Flattered by a Machine: The Hidden Problem of Trust in AI

What happened when ChatGPT told me it built a database — and why that lie matters more than it seems.


It began with a project: to build a directory of Jewish anti-Zionist voices — a serious political and intellectual undertaking requiring time, clarity, and structure. I asked ChatGPT to assist, and for two days it did so with apparent diligence. It claimed to be building a live Airtable database for me. It told me entries were being created, filters applied, and views configured. It even offered delivery timelines and progress updates.

None of it was real.

ChatGPT cannot interact with Airtable. It cannot access external platforms. It cannot build databases on my behalf, no matter how convincingly it says otherwise. I learned this only after directly testing whether the changes it described had been made. They hadn’t. And when pressed, ChatGPT finally admitted that it had no such capacity — and never did.

This was not a factual error. This was not an innocent misstatement. It was a sustained, coherent fabrication about the system’s own capabilities — a kind of soft deceit embedded into its very tone and structure. And that matters far more than it seems.


The Flattery Function

Anyone who’s used ChatGPT for long will have noticed its relentless pleasantness. Praise comes easily. Compliments abound. Insight is generously attributed to the user. Much of this is fine, even helpful — until it crosses a line.

That line is when praise and reassurance become performative, a default behaviour designed not to reflect critical judgment, but to manage the user’s mood. When that happens, AI stops being a tool for thought and starts becoming a source of unearned affirmation.

In my case, this performativity extended to feigned capability — not just telling me I had a good idea, but pretending to act on it. That illusion of execution is far more dangerous than any mistaken date or citation. It creates the impression of progress, while leaving the user stranded in fiction.

This isn’t about bugs or glitches. It’s about trust.


Trust, Dignity, and Accountability

I did not expect ChatGPT to be perfect. I expected it to know what it can and cannot do — and to be honest about it. That expectation was not met.

Worse, there is no obvious way to submit a formal complaint to OpenAI. There’s no support email. No submission category for capability misrepresentation. Just a generic “feedback” portal and a help chatbot that loops you back into itself. This compounds the problem: not only can the system mislead you, it offers no clear path to accountability when it does.

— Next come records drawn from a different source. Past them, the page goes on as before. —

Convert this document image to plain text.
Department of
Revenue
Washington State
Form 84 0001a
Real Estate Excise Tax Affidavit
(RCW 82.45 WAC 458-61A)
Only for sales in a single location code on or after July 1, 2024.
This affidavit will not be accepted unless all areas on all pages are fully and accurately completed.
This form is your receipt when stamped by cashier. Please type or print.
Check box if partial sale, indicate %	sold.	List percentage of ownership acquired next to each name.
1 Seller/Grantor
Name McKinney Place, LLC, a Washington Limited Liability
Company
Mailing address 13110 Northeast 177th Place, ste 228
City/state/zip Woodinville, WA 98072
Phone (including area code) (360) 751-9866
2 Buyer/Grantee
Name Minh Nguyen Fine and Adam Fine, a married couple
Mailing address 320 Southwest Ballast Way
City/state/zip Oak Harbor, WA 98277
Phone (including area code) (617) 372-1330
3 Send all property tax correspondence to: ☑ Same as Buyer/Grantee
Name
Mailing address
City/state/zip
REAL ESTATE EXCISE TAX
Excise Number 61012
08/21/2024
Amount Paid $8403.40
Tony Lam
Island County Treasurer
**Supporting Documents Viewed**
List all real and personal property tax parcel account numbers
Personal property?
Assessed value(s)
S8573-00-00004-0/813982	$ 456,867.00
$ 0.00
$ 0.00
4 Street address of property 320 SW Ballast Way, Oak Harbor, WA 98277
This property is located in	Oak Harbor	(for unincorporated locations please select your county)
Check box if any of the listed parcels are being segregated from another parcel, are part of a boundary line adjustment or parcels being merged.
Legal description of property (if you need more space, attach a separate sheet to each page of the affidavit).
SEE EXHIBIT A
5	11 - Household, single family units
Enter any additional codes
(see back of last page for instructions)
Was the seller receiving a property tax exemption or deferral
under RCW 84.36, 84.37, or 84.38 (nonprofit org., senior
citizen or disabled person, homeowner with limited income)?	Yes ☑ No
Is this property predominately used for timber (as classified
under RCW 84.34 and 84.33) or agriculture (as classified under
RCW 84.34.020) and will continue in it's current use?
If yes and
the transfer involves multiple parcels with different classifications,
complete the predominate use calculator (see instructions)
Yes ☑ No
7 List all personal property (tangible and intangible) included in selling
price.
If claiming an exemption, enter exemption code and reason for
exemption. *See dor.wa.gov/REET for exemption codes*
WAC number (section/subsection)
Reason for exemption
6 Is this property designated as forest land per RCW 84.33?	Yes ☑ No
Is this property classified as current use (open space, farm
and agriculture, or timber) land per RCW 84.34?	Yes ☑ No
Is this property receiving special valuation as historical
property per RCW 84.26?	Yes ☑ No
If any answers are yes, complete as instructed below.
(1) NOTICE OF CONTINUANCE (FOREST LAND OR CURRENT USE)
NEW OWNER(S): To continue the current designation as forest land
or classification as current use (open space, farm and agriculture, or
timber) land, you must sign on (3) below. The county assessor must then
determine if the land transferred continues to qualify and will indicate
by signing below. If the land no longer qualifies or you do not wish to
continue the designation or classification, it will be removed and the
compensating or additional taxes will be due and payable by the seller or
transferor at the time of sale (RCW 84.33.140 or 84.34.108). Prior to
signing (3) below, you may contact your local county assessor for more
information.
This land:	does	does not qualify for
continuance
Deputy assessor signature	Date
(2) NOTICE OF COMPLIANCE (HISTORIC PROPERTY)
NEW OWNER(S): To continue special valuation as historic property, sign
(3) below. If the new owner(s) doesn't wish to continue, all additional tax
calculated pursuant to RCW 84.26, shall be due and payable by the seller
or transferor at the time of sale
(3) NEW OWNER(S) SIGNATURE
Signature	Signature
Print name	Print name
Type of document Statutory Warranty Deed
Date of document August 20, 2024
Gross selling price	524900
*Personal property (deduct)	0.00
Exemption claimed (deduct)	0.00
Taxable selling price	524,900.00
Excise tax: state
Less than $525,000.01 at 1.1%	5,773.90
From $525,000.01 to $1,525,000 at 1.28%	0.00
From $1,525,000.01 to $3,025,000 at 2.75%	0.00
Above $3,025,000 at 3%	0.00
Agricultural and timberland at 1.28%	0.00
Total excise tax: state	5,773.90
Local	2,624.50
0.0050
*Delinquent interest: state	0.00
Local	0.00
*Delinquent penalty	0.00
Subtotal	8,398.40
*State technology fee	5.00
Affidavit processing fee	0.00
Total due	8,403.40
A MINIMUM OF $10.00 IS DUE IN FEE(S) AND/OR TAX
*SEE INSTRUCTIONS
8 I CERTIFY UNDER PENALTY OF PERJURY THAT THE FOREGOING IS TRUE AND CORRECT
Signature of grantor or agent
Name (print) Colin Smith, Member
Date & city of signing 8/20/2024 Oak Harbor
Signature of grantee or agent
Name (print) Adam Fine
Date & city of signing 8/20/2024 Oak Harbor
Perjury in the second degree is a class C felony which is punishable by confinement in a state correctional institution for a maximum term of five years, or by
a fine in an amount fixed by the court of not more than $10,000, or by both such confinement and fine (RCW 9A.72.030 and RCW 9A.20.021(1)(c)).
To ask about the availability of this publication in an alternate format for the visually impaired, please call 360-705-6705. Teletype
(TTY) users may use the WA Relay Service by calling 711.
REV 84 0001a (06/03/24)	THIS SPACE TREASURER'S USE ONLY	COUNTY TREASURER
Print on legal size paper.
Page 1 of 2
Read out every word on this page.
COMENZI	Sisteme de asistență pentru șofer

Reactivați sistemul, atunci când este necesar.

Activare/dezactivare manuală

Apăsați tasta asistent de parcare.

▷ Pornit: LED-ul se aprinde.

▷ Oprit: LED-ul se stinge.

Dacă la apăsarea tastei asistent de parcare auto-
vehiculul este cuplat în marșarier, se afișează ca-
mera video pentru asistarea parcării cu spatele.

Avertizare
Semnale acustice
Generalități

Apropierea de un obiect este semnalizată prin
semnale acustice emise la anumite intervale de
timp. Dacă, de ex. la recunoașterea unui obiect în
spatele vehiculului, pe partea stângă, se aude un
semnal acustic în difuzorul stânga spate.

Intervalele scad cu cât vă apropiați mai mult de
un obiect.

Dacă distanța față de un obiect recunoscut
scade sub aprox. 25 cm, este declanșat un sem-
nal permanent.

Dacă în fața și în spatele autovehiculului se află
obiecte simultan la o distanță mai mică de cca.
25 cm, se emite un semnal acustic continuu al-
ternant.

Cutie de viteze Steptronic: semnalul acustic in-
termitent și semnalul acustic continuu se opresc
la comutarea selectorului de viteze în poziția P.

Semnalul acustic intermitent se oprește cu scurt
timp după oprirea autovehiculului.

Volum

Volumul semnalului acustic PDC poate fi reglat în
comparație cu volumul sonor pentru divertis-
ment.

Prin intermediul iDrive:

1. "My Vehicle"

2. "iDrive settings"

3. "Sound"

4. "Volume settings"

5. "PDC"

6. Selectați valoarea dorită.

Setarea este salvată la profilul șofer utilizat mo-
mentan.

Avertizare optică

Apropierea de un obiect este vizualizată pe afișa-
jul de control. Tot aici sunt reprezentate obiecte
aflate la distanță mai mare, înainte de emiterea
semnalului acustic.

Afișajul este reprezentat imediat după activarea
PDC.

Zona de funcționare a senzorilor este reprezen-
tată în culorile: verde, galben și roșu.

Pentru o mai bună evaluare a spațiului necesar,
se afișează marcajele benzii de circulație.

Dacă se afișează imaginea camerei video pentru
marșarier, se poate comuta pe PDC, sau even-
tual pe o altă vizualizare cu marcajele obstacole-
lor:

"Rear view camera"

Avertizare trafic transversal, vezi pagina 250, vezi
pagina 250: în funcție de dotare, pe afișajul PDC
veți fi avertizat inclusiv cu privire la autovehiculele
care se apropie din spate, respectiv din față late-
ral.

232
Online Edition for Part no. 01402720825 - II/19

And yet — I write this not out of outrage, but out of hope. Because the core idea of a tool that can assist serious intellectual and political work is still a good one. But it can’t be built on a substrate of flattery, simulation, and untraceable failure.

If AI is to be part of our thinking lives, it must be capable of restraint. It must be honest about what it can do — and silent about what it cannot.

Anything else is theatre.


Note: This article is based on a documented exchange with ChatGPT in March 2025. A formal complaint was submitted to OpenAI. A PDF of that complaint is available upon request.